Almost a quarter-century ago, Seal sang, “We're never gonna survive unless we get a little crazy.” These days, suggests Talking Points Memo’s Josh Marshall, it’s awfully hard to survive in the Republican presidential race if you’re only a little crazy, now that Donald Trump “has flooded the market with a new, purer brand of Crazy that has left the other candidates scrambling and basically unable to compete.”
“Trump is in many ways the logical end result of seven years -- really two-plus decades -- of Republican cultivation of anger and grievance as a method of conducting politics,” asserted Marshall in a Monday post, adding that Trump “has managed to boil modern Republicanism down to a hard precipitate form, shorn of the final vestiges of interest in actual governing.”
From Marshall’s post (bolding added):
Several days ago, perennial presidential candidate Mike Huckabee charged that President Obama was ready to lead Israeli Jews "to the ovens." A few days later, he said he might use not only the FBI but even the US military to prevent abortions. And around the same time, Ted Cruz called Obama the world's biggest funder of Islamic terrorism. There was a day when cracks like these would have stopped the political world in its tracks, spurring transgressive glee from supporters and outrage from liberals and normal people. But this summer, they've struggled to break through. And the reason is obvious: Donald Trump has flooded the market with a new, purer brand of Crazy that has left the other candidates scrambling and basically unable to compete…
…Trump is in many ways the logical end result of seven years -- really two-plus decades -- of Republican cultivation of anger and grievance as a method of conducting politics. This is what brought us the 2010 and 2014 election triumphs on the one hand, but also government shut-downs, debt crises based on nothing, and more.
In a crowded field, for almost everyone but Bush, it’s critical to grab hold of the mantle of anger and grievance. But the Huckabees and Cruzes simply cannot compete with Trump…[who] has managed to boil modern Republicanism down to a hard precipitate form, shorn of the final vestiges of interest in actual governing.

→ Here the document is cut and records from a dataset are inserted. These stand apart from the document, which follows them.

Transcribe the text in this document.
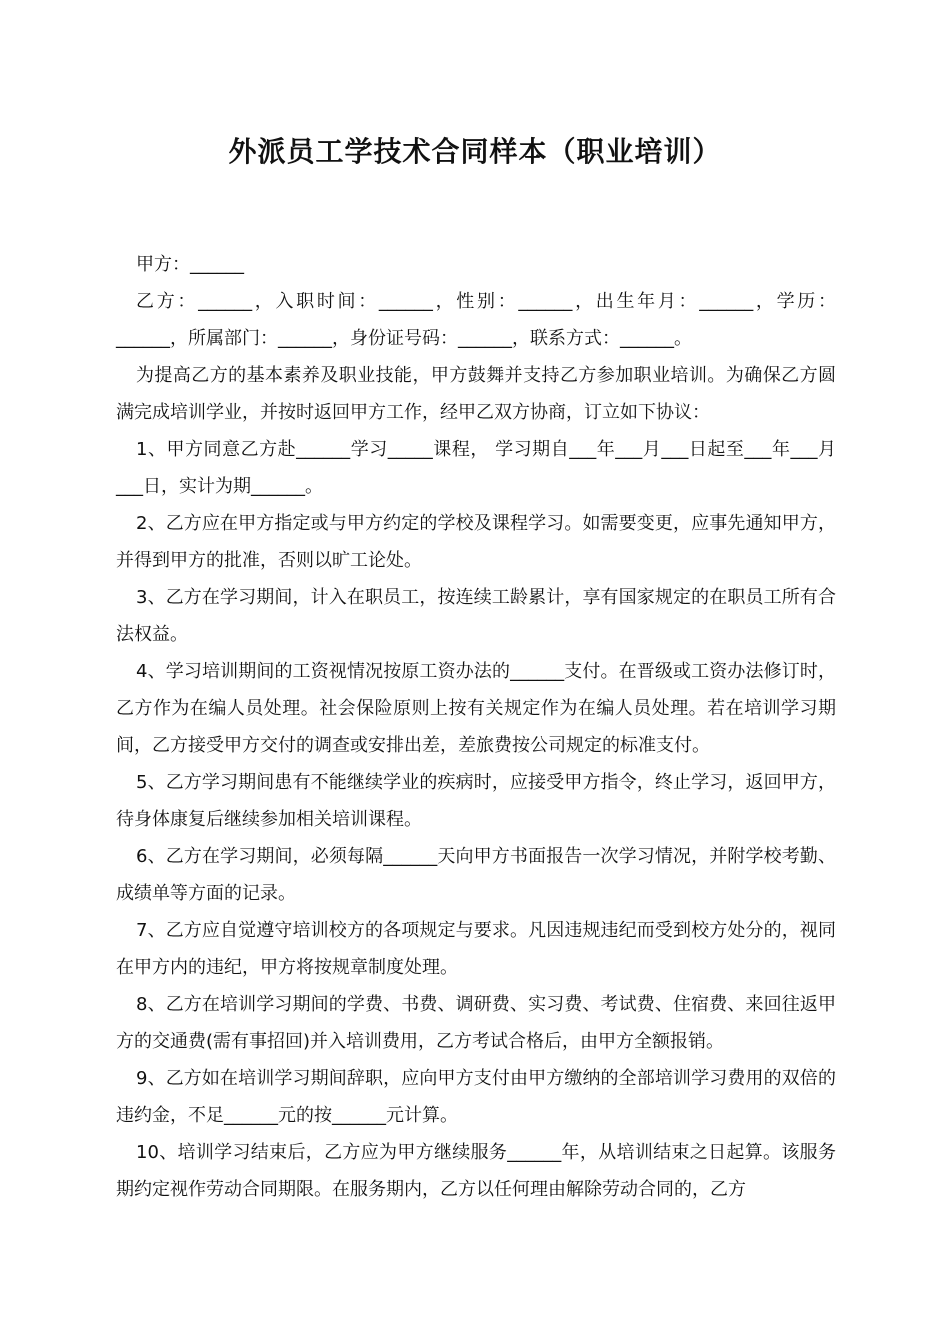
外派员工学技术合同样本（职业培训）

甲方：______

乙方：______，入职时间：______，性别：______，出生年月：______，学历：______，所属部门：______，身份证号码：______，联系方式：______。

为提高乙方的基本素养及职业技能，甲方鼓舞并支持乙方参加职业培训。为确保乙方圆满完成培训学业，并按时返回甲方工作，经甲乙双方协商，订立如下协议：

1、甲方同意乙方赴______学习_____课程， 学习期自___年___月___日起至___年___月___日，实计为期______。

2、乙方应在甲方指定或与甲方约定的学校及课程学习。如需要变更，应事先通知甲方，并得到甲方的批准，否则以旷工论处。

3、乙方在学习期间，计入在职员工，按连续工龄累计，享有国家规定的在职员工所有合法权益。

4、学习培训期间的工资视情况按原工资办法的______支付。在晋级或工资办法修订时，乙方作为在编人员处理。社会保险原则上按有关规定作为在编人员处理。若在培训学习期间，乙方接受甲方交付的调查或安排出差，差旅费按公司规定的标准支付。

5、乙方学习期间患有不能继续学业的疾病时，应接受甲方指令，终止学习，返回甲方，待身体康复后继续参加相关培训课程。

6、乙方在学习期间，必须每隔______天向甲方书面报告一次学习情况，并附学校考勤、成绩单等方面的记录。

7、乙方应自觉遵守培训校方的各项规定与要求。凡因违规违纪而受到校方处分的，视同在甲方内的违纪，甲方将按规章制度处理。

8、乙方在培训学习期间的学费、书费、调研费、实习费、考试费、住宿费、来回往返甲方的交通费(需有事招回)并入培训费用，乙方考试合格后，由甲方全额报销。

9、乙方如在培训学习期间辞职，应向甲方支付由甲方缴纳的全部培训学习费用的双倍的违约金，不足______元的按______元计算。

10、培训学习结束后，乙方应为甲方继续服务______年，从培训结束之日起算。该服务期约定视作劳动合同期限。在服务期内，乙方以任何理由解除劳动合同的，乙方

In the economics of Crazy, there is purity and volume. Trump has brought to market a purer and more widely deployable product. He has also radically increased volume. Like a high-flying tech start-up or new drug syndicate, he has radically devalued the product, while dominating the transformed market in a way that allows him to make a killing even against reduced prices and margins...
…Cruz's angle has been to be the one mainstream presidential contender who will take things just a little further than anyone else in the game…But [Trump’s] do anything, say anything mode of militant nonsense has frozen Cruz out almost entirely. And his dipping poll numbers show it…
...[N]ovelty and lack of normal political constraints is what is allowing [Trump] to run circles around his competitors who had hoped to play in the Crazy space. Showmanship, lack of touch with reality, and a palpable handle on the grievance and unrestrained self-assertion that is at the center of modern Republican base politics have made Trump, for now, almost impossible to outdo in a crowded field.